Tool for bad sector repair on hard drives

I’d say Spinrite (was the go to in DOS days) but it hasn’t been updated since 2004. Wackypedia seems to think it would run just fine today.

I wouldn’t bother.

If your drive has any bad sectors, it’s probably at most a few weeks away from total failure. You should start planning how you’re going to transfer that data to a new drive instead of trying to “fix” this one which is almost certainly on its way out.

EDIT: oops I got tricked by the zombie thread, sorry.

I agree with venerable old Spinrite; however bad sectors do not mean imminent collapse. All metal drives have some bad sectors straight out of the factory.
Maybe even SSDs too.

In both cases, on-board firmware in the drive already has those factory-bad sectors blacklisted, so the OS (even low-level utilities) will never see them.

The sudden presence of new bad sectors IS a harbinger of eventual disk failure. Often, loss of accuracy in track location meaning that sectors in that physical cylinder start dropping out during read or write operations.

And hard drive platters haven’t been metal since last millennium.

It might run, but I wouldn’t expect it to be able to cope with today’s hard drive capacities.

From that same Wikipedia article: “As of 2015, laptop hard drive platters are made from glass while aluminum platters are often found in desktop computers”

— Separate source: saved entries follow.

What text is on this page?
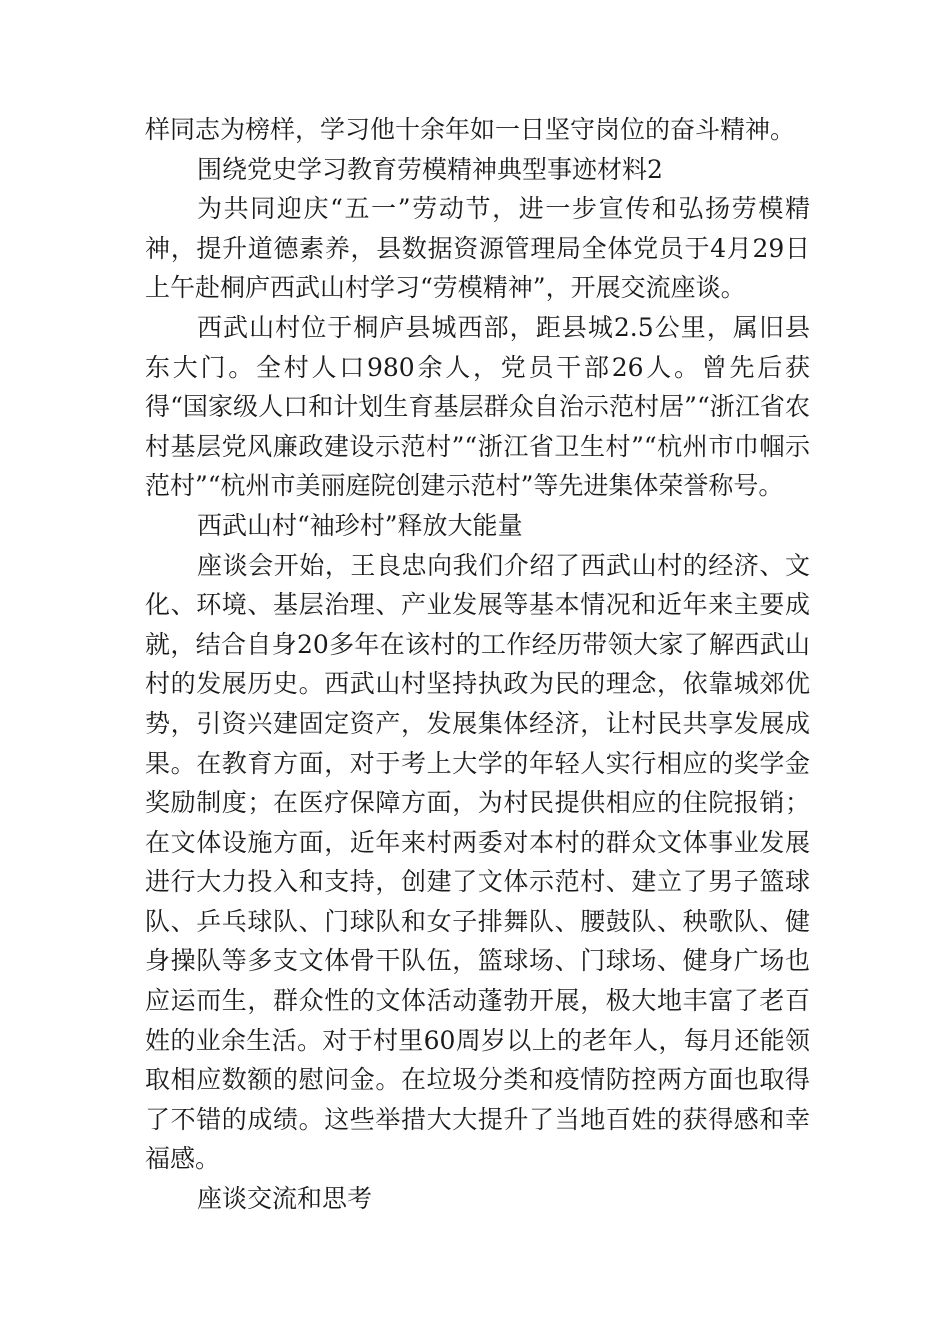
样同志为榜样，学习他十余年如一日坚守岗位的奋斗精神。

围绕党史学习教育劳模精神典型事迹材料2

为共同迎庆“五一”劳动节，进一步宣传和弘扬劳模精神，提升道德素养，县数据资源管理局全体党员于4月29日上午赴桐庐西武山村学习“劳模精神”，开展交流座谈。

西武山村位于桐庐县城西部，距县城2.5公里，属旧县东大门。全村人口980余人，党员干部26人。曾先后获得“国家级人口和计划生育基层群众自治示范村居”“浙江省农村基层党风廉政建设示范村”“浙江省卫生村”“杭州市巾帼示范村”“杭州市美丽庭院创建示范村”等先进集体荣誉称号。

西武山村“袖珍村”释放大能量

座谈会开始，王良忠向我们介绍了西武山村的经济、文化、环境、基层治理、产业发展等基本情况和近年来主要成就，结合自身20多年在该村的工作经历带领大家了解西武山村的发展历史。西武山村坚持执政为民的理念，依靠城郊优势，引资兴建固定资产，发展集体经济，让村民共享发展成果。在教育方面，对于考上大学的年轻人实行相应的奖学金奖励制度；在医疗保障方面，为村民提供相应的住院报销；在文体设施方面，近年来村两委对本村的群众文体事业发展进行大力投入和支持，创建了文体示范村、建立了男子篮球队、乒乓球队、门球队和女子排舞队、腰鼓队、秧歌队、健身操队等多支文体骨干队伍，篮球场、门球场、健身广场也应运而生，群众性的文体活动蓬勃开展，极大地丰富了老百姓的业余生活。对于村里60周岁以上的老年人，每月还能领取相应数额的慰问金。在垃圾分类和疫情防控两方面也取得了不错的成绩。这些举措大大提升了当地百姓的获得感和幸福感。

座谈交流和思考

And as an amateur smasher of hard drives, I can attest to the accuracy of the Wikipedia statement: many small laptop drive platters smash into smithereens, while big desktop drives still have metal platters that dent under a heavy hammer blow but don’t shatter.

The reason it is taking so long is that the damaged (and even semi-damaged that don’t show as damaged) take a long long time to check and mark as Bad. Just for the time factor, the drive looks really bad and is for recycling.

Young’un :smiley:

Try rebuilding the drum on an LGP-30. Note that the drum was the main memory on that system, not “mass storage”.

The 6061. Nice drive, if a bit phyically large for its capacity (even when introduced). The Diablo 44 was the DG 4234. I think the in-house DG equivalent was the 6045.

That (still) isn’t my experience at all. But I use mainly enterprise class drives. The manufacturers are just trying to avoid getting a bunch of drives back that turn out to be “no problem found”. That is mainly a consumer education issue.

With SSDs, all of your data can vanish in an instant if there’s a catastrophic firmware bug. That was a lot more common when modern flash-based SSDs were a relatively new product, but even today some big-name manufacturers have bugs like that every now and then. And at least one manufacturer intentionally configures their firmware so that once the available replacement blocks are used up, the drive will continue to work until the next power cycle. But after that power cycle, the drive won’t go online and you can’t even read any data from it.

SpinRite was mostly pointless even when it was first released, other than telling the user “your drive has bad sectors”. 5 years before SpinRite was first released, the SyQuest SQ306 drive was among the first to have an embedded “wedge” servo, instead of either dead reckoning or a dedicated servo surface. If your controller let you actually do a track format and you didn’t specifically know about and do special handling for the wedge area, you’d render the cartridge unusable by overwriting the wedge. So SpinRite is just trying to read defective sectors over and over again, and then rewrite them in the same place. It doesn’t get to write the preamble / sector header / post-gap as those are part of the factory format. If the original bad sector was caused by an off-track write, write splice error, or similar, those parts of the factory format are gone for good.

There were some low-level tricks you could play on MFM/RLL ST506 controllers, because the controller was responsible for interpreting the bit stream from the drive. ESDI moved some of that onto the drive, and SASI/SCSI moved pretty much all of it onto the drive (or at least hidden on a controller behind a host adapter). There were still some commands like “Read Long” that would provide some potentially relevant data from unreadable sectors, but by the time modern SCSI drives became available, this was unlikely to yield much of anything.

One can always run ‘Bad Blocks’ from a Linux OS.
Nothing like suddenly getting a ‘Bad Superblock’ message if an OS doesn’t boot. And working out how to replace it…

Many years ago I used to run something called HDD Regenerator*. It was a pretty amazing tool. Restored several disks to working condition sometimes losing only a few sectors of data.

I wouldn’t really trust those drives again but it allowed me to recover data better than any other similar tool.

With SMART drives and all that I haven’t touched it in quite some time.

If you have a pre-SMART drive you can try it. Not sure how’d it work on a SMART drive even with SMART turned off.

  • The price seems a lot higher than I remember it.